Class AccumuloIDBetweenSetsRetriever

  • All Implemented Interfaces:
    Closeable, AutoCloseable, Iterable<Element>

    public class AccumuloIDBetweenSetsRetriever
    extends AccumuloSetRetriever<GetElementsBetweenSets>
    Given two sets of EntityIds, called A and B, this retrieves all Edges where one end is in set A and the other is in set B and also returns Entitys for EntityIds in set A.

    This is done by querying for set A, and uses a BloomFilters in a filtering iterator to identify edges that are likely to be between a member of set A and a member of set B. Only these edges are returned to the client, and this reduces the amount of data sent to the client.

    This operates in two modes. In the first mode the seeds from both sets A and B are loaded into memory (client-side). The seeds from set B are loaded into a BloomFilter. This is passed to the iterators to filter out all edges for which the non-query end is definitely not in set B. A secondary check is done within this class to check that the edge is definitely between elements of the set (this defeats any false positives, i.e. edges that passed the BloomFilter check in the iterators). This secondary check uses the in memory set of seeds (and hence there are guaranteed to be no false positives returned to the user).

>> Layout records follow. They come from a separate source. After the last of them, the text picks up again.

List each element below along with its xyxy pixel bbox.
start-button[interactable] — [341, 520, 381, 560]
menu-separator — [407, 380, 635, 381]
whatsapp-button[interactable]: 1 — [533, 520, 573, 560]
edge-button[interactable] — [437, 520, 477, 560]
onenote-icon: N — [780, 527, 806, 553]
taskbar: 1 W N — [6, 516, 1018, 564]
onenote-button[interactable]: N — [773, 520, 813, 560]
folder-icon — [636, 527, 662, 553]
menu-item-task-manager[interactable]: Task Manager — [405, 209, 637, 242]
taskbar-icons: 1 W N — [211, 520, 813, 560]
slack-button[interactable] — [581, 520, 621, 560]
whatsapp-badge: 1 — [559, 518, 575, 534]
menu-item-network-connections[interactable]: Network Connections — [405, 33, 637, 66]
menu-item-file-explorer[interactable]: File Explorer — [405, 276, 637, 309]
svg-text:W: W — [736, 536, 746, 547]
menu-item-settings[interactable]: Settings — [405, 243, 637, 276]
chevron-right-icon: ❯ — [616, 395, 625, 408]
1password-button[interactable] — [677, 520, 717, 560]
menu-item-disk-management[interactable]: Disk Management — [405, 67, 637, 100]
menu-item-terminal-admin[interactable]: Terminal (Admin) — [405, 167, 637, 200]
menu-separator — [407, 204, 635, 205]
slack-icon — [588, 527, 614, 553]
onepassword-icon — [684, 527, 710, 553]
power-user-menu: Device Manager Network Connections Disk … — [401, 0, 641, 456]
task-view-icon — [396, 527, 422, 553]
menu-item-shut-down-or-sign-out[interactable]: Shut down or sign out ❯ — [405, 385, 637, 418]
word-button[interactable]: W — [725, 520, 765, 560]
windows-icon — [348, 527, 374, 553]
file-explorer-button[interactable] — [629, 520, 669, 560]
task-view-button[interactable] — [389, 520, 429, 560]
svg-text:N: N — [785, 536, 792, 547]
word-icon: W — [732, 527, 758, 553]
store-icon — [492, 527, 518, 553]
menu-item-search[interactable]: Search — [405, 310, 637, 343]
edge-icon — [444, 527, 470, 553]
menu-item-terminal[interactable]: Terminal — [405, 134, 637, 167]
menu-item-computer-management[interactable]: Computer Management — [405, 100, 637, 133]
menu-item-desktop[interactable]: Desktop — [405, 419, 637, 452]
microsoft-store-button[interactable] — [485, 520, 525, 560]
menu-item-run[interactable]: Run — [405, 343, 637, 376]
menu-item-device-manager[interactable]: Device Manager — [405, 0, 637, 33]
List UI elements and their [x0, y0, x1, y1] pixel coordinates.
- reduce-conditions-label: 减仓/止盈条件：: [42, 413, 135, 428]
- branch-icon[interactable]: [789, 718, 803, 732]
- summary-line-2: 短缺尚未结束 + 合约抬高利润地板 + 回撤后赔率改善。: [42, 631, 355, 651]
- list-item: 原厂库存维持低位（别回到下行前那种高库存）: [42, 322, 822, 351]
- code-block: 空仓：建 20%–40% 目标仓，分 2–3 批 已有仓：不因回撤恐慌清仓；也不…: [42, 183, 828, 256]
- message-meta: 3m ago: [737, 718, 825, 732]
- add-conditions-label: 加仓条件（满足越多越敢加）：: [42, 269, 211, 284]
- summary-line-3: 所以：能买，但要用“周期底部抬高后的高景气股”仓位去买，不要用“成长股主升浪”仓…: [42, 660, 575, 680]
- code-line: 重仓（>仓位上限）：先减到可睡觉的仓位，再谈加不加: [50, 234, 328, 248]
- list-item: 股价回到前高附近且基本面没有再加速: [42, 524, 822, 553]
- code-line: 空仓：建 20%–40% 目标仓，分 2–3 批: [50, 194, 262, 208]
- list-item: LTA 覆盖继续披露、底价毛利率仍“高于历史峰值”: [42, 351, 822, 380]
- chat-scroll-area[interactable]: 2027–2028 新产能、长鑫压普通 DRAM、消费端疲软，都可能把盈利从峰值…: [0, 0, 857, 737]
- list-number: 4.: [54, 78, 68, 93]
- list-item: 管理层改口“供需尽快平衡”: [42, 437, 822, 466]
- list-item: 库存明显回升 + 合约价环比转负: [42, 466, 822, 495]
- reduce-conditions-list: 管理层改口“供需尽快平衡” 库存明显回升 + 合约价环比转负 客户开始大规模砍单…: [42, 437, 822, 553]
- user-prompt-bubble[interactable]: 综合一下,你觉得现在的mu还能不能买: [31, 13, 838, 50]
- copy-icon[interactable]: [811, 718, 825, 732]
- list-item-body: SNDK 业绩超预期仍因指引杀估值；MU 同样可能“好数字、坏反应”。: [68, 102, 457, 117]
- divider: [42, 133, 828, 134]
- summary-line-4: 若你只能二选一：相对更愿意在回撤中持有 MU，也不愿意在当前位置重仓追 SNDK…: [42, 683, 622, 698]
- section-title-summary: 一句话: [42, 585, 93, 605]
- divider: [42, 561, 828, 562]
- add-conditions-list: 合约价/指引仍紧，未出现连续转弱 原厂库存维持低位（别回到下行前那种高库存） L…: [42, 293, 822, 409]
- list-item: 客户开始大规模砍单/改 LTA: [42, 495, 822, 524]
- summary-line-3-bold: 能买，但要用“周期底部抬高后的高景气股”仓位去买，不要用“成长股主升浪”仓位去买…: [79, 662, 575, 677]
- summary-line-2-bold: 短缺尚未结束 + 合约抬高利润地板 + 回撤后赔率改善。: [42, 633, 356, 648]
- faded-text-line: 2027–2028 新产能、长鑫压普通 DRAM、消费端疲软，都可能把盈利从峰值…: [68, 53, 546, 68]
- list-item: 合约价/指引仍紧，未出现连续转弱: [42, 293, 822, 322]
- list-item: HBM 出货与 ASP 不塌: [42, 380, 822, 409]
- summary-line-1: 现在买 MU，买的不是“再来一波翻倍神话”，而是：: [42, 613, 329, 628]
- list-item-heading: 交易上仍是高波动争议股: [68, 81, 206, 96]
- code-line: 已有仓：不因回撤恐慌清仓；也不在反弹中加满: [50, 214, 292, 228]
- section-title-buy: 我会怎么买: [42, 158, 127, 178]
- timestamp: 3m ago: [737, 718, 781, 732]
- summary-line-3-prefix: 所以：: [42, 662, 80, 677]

    In the second mode, where there are too many seeds to be loaded into memory, the seeds in set A are queried for in batches. The seeds in set B are loaded into two BloomFilters. The first of these is relatively small and is passed to the filtering iterator to filter out edges that are definitely not to set B. The second, larger, BloomFilter is used client-side to further reduce the chances of false positives making it to the user.